Last month, another sculpture from Venet’s most recent series Disorder: 9 Uneven Angles was erected on one of New York’s most favored and frequented public plazas. The 26 feet high piece sits on the north-west edge of Union Square, ambitiously rising towards the sky. Nine sharply angled steel pieces vary in size and are slightly offset from one another, a common gesture in the artists formal vocabulary. With its ascending composition the sculpture smoothly slides into the city’s grid-based verticality. Even its material evokes the surrounding buildings and the entire city’s architectural skeleton. The city that is built mostly with steel on granite rocks embraces its familiar material and upward straining energy. The occasion for the public presentation of Disorder: 9 Uneven Angles on Union Square is Venet’s first solo show at Paul Kasmin Gallery in Chelsea that opened couple of weeks ago. The exhibition features other new single-angled large-scale sculptures along with smaller works, drawings and maquettes offering an insight into Venet’s artistic process. It is on view until June 18.

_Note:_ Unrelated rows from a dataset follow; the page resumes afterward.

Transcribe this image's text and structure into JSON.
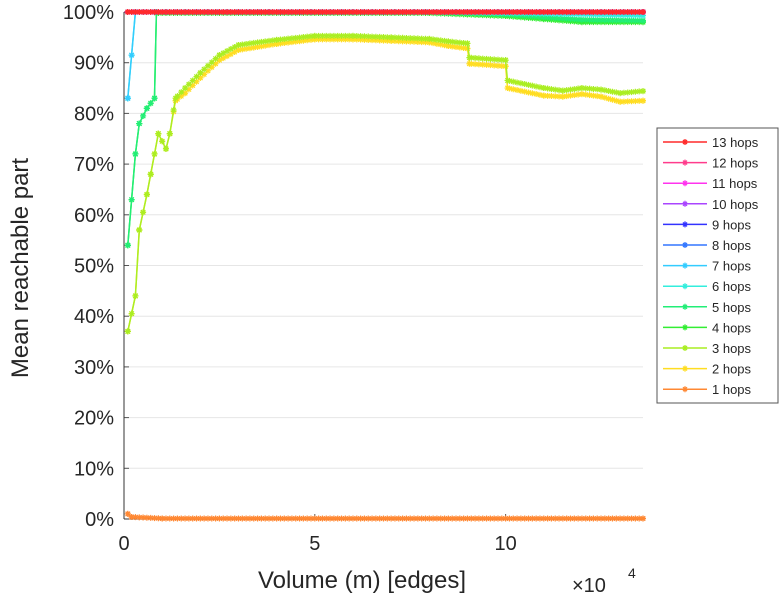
{
  "chart_data": {
    "type": "line",
    "title": "",
    "xlabel": "Volume (m) [edges]",
    "xlabel_multiplier": "×10",
    "xlabel_multiplier_exp": "4",
    "ylabel": "Mean reachable part",
    "xlim": [
      0,
      13.6
    ],
    "ylim": [
      0,
      100
    ],
    "xticks": [
      0,
      5,
      10
    ],
    "xtick_labels": [
      "0",
      "5",
      "10"
    ],
    "yticks": [
      0,
      10,
      20,
      30,
      40,
      50,
      60,
      70,
      80,
      90,
      100
    ],
    "ytick_labels": [
      "0%",
      "10%",
      "20%",
      "30%",
      "40%",
      "50%",
      "60%",
      "70%",
      "80%",
      "90%",
      "100%"
    ],
    "grid": true,
    "legend_position": "right",
    "series": [
      {
        "name": "13 hops",
        "color": "#ff2a2a",
        "x": [
          0.1,
          13.6
        ],
        "y": [
          100,
          100
        ]
      },
      {
        "name": "12 hops",
        "color": "#ff3c8c",
        "x": [
          0.1,
          13.6
        ],
        "y": [
          100,
          100
        ]
      },
      {
        "name": "11 hops",
        "color": "#ff33ee",
        "x": [
          0.1,
          13.6
        ],
        "y": [
          100,
          100
        ]
      },
      {
        "name": "10 hops",
        "color": "#aa44ff",
        "x": [
          0.1,
          13.6
        ],
        "y": [
          100,
          100
        ]
      },
      {
        "name": "9 hops",
        "color": "#3333ff",
        "x": [
          0.1,
          13.6
        ],
        "y": [
          100,
          100
        ]
      },
      {
        "name": "8 hops",
        "color": "#3377ff",
        "x": [
          0.1,
          13.6
        ],
        "y": [
          100,
          100
        ]
      },
      {
        "name": "7 hops",
        "color": "#33ccff",
        "x": [
          0.1,
          0.3,
          13.6
        ],
        "y": [
          83,
          100,
          100
        ]
      },
      {
        "name": "6 hops",
        "color": "#33eedd",
        "x": [
          0.1,
          0.3,
          8,
          10,
          13.6
        ],
        "y": [
          83,
          100,
          100,
          99.8,
          99.3
        ]
      },
      {
        "name": "5 hops",
        "color": "#22ee77",
        "x": [
          0.1,
          0.3,
          0.4,
          0.6,
          0.8,
          0.85,
          8,
          9,
          10,
          11,
          12,
          13.6
        ],
        "y": [
          54,
          72,
          78,
          81,
          83,
          100,
          100,
          99.8,
          99.5,
          99,
          98.5,
          98.3
        ]
      },
      {
        "name": "4 hops",
        "color": "#33ee33",
        "x": [
          0.1,
          0.3,
          0.4,
          0.6,
          0.8,
          0.85,
          8,
          9,
          10,
          11,
          12,
          13.6
        ],
        "y": [
          54,
          72,
          78,
          81,
          83,
          99.8,
          99.8,
          99.5,
          99.2,
          98.6,
          98,
          98
        ]
      },
      {
        "name": "3 hops",
        "color": "#aaee22",
        "x": [
          0.1,
          0.3,
          0.4,
          0.6,
          0.7,
          0.8,
          0.9,
          1.1,
          1.2,
          1.35,
          1.6,
          2,
          2.5,
          3,
          4,
          5,
          6,
          7,
          8,
          8.5,
          9,
          9.05,
          10,
          10.05,
          11,
          11.5,
          12,
          12.5,
          13,
          13.6
        ],
        "y": [
          37,
          44,
          57,
          64,
          68,
          72,
          76,
          73,
          76,
          83,
          85,
          88,
          91.5,
          93.5,
          94.5,
          95.3,
          95.3,
          95,
          94.7,
          94.2,
          93.8,
          91,
          90.5,
          86.5,
          85,
          84.5,
          85,
          84.7,
          84,
          84.4
        ]
      },
      {
        "name": "2 hops",
        "color": "#ffdd22",
        "x": [
          0.1,
          0.3,
          0.4,
          0.6,
          0.7,
          0.8,
          0.9,
          1.1,
          1.2,
          1.35,
          1.6,
          2,
          2.5,
          3,
          4,
          5,
          6,
          7,
          8,
          8.5,
          9,
          9.05,
          10,
          10.05,
          11,
          11.5,
          12,
          12.5,
          13,
          13.6
        ],
        "y": [
          37,
          44,
          57,
          64,
          68,
          72,
          76,
          73,
          76,
          82.5,
          84,
          87,
          90.5,
          92.5,
          93.7,
          94.6,
          94.6,
          94.3,
          94,
          93.3,
          92.8,
          89.8,
          89.3,
          85,
          83.5,
          83.3,
          83.8,
          83.3,
          82.3,
          82.5
        ]
      },
      {
        "name": "1 hops",
        "color": "#ff8833",
        "x": [
          0.1,
          0.2,
          1,
          13.6
        ],
        "y": [
          1,
          0.4,
          0.1,
          0.1
        ]
      }
    ]
  }
}
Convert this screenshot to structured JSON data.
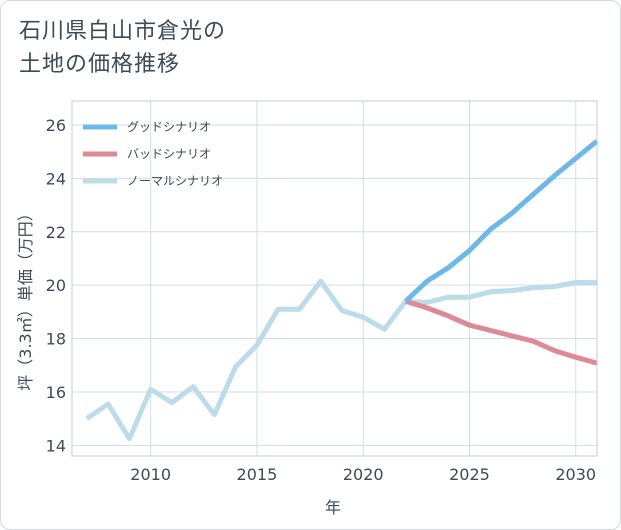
{
  "title": {
    "line1": "石川県白山市倉光の",
    "line2": "土地の価格推移"
  },
  "chart_data": {
    "type": "line",
    "title": "石川県白山市倉光の土地の価格推移",
    "xlabel": "年",
    "ylabel": "坪（3.3㎡）単価（万円）",
    "xlim": [
      2006.3,
      2031
    ],
    "ylim": [
      13.6,
      26.9
    ],
    "xticks": [
      2010,
      2015,
      2020,
      2025,
      2030
    ],
    "yticks": [
      14,
      16,
      18,
      20,
      22,
      24,
      26
    ],
    "grid": true,
    "legend_position": "top-left",
    "series": [
      {
        "name": "グッドシナリオ",
        "color": "#6cb8ea",
        "x": [
          2022,
          2023,
          2024,
          2025,
          2026,
          2027,
          2028,
          2029,
          2030,
          2031
        ],
        "values": [
          19.4,
          20.15,
          20.65,
          21.3,
          22.1,
          22.7,
          23.4,
          24.1,
          24.75,
          25.4
        ]
      },
      {
        "name": "バッドシナリオ",
        "color": "#dd8a94",
        "x": [
          2022,
          2023,
          2024,
          2025,
          2026,
          2027,
          2028,
          2029,
          2030,
          2031
        ],
        "values": [
          19.4,
          19.15,
          18.85,
          18.5,
          18.3,
          18.1,
          17.9,
          17.55,
          17.3,
          17.08
        ]
      },
      {
        "name": "ノーマルシナリオ",
        "color": "#bcdcea",
        "x": [
          2007,
          2008,
          2009,
          2010,
          2011,
          2012,
          2013,
          2014,
          2015,
          2016,
          2017,
          2018,
          2019,
          2020,
          2021,
          2022,
          2023,
          2024,
          2025,
          2026,
          2027,
          2028,
          2029,
          2030,
          2031
        ],
        "values": [
          15.0,
          15.55,
          14.25,
          16.1,
          15.6,
          16.2,
          15.15,
          16.95,
          17.75,
          19.1,
          19.1,
          20.15,
          19.05,
          18.8,
          18.35,
          19.4,
          19.35,
          19.55,
          19.55,
          19.75,
          19.8,
          19.9,
          19.95,
          20.1,
          20.1
        ]
      }
    ]
  }
}
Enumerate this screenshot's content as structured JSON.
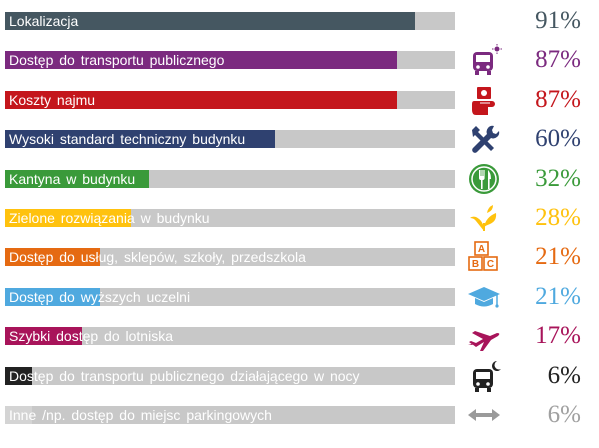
{
  "chart_data": {
    "type": "bar",
    "orientation": "horizontal",
    "xlim": [
      0,
      100
    ],
    "unit": "%",
    "categories": [
      "Lokalizacja",
      "Dostęp do transportu publicznego",
      "Koszty najmu",
      "Wysoki standard techniczny budynku",
      "Kantyna w budynku",
      "Zielone rozwiązania w budynku",
      "Dostęp do usług, sklepów, szkoły, przedszkola",
      "Dostęp do wyższych uczelni",
      "Szybki dostęp do lotniska",
      "Dostęp do transportu publicznego działającego w nocy",
      "Inne /np. dostęp do miejsc parkingowych"
    ],
    "values": [
      91,
      87,
      87,
      60,
      32,
      28,
      21,
      21,
      17,
      6,
      6
    ],
    "value_labels": [
      "91%",
      "87%",
      "87%",
      "60%",
      "32%",
      "28%",
      "21%",
      "21%",
      "17%",
      "6%",
      "6%"
    ],
    "colors": [
      "#455761",
      "#7b2a7f",
      "#c4161c",
      "#2f4170",
      "#3a9a3a",
      "#ffc20e",
      "#e56a12",
      "#4fa9df",
      "#a8145a",
      "#222222",
      "#d4d4d4"
    ],
    "icons": [
      "",
      "bus-sun-icon",
      "hand-money-icon",
      "wrench-screwdriver-icon",
      "fork-knife-icon",
      "leaf-sprout-icon",
      "abc-blocks-icon",
      "graduation-cap-icon",
      "airplane-icon",
      "bus-moon-icon",
      "double-arrow-icon"
    ],
    "track_color": "#c8c8c8"
  }
}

The two public sculptures that city dwellers can presently encounter in Budapest and in New York share their material and they are comparable in scale but otherwise they are from different periods of the artists oeuvre and represent very distinct sculptural explorations. The Arcs in Budapest are from the time when Venet worked with curves and circular lines and the Angles belong to the new experiments with single-angles. Circles commonly represent unity, wholeness, infinity and femininity. They have no beginning or end. The multi-layered broken circles of the Arcs lead us towards such associations but they elude a definitive meaning. There is no beginning or end but there are interruptions or pauses that are directed upwards, towards the sky. The slightly offset layers give the impression of continuous attempt of drawing a circle in the air but never quite finishing the gesture. Evoking but never closing the circle. Triangles on the other hand symbolize power, greatness, superiority and masculinity. They are the visual representation of “the pinnacle of success” and associated with notions such as overcoming challenges, culmination and ascension. The upright triangles of the Angles not only evoke those metaphors but in their current context they are being amplified by the surrounding city whose psyche stands on very similar psychological grounds.

The psychological dynamic of going in cycles is very different from the one that is of constantly striving upwards. The current urban backdrop to the Venet sculptures in those two cities, to me, are very expressive of those alternative motions and they somehow seem to become indexes of their current context, accentuating the underlying psyche of the hosting cities.

About the artist: Born in France in 1941, Venet created many monumental statues that are permanently installed around the world in cities such as in Paris, Berlin, Cologne, Geneva, Tokyo, Seoul, Beijing, Auckland, Denver and San Francisco. In addition to numerous private collections, his works can also be found in nearly a hundred public and corporate collections worldwide. Mr. Venet, who lives in New York, just won – along with Kiki Smith – the International Sculpture Center’s 2016 Lifetime Achievement Award. The award was established in 1991 to recognize individual sculptors who have made exemplary contributions to the field. In 2006 Venet received the award Chevalier de la Legion d’Honneur from the French State.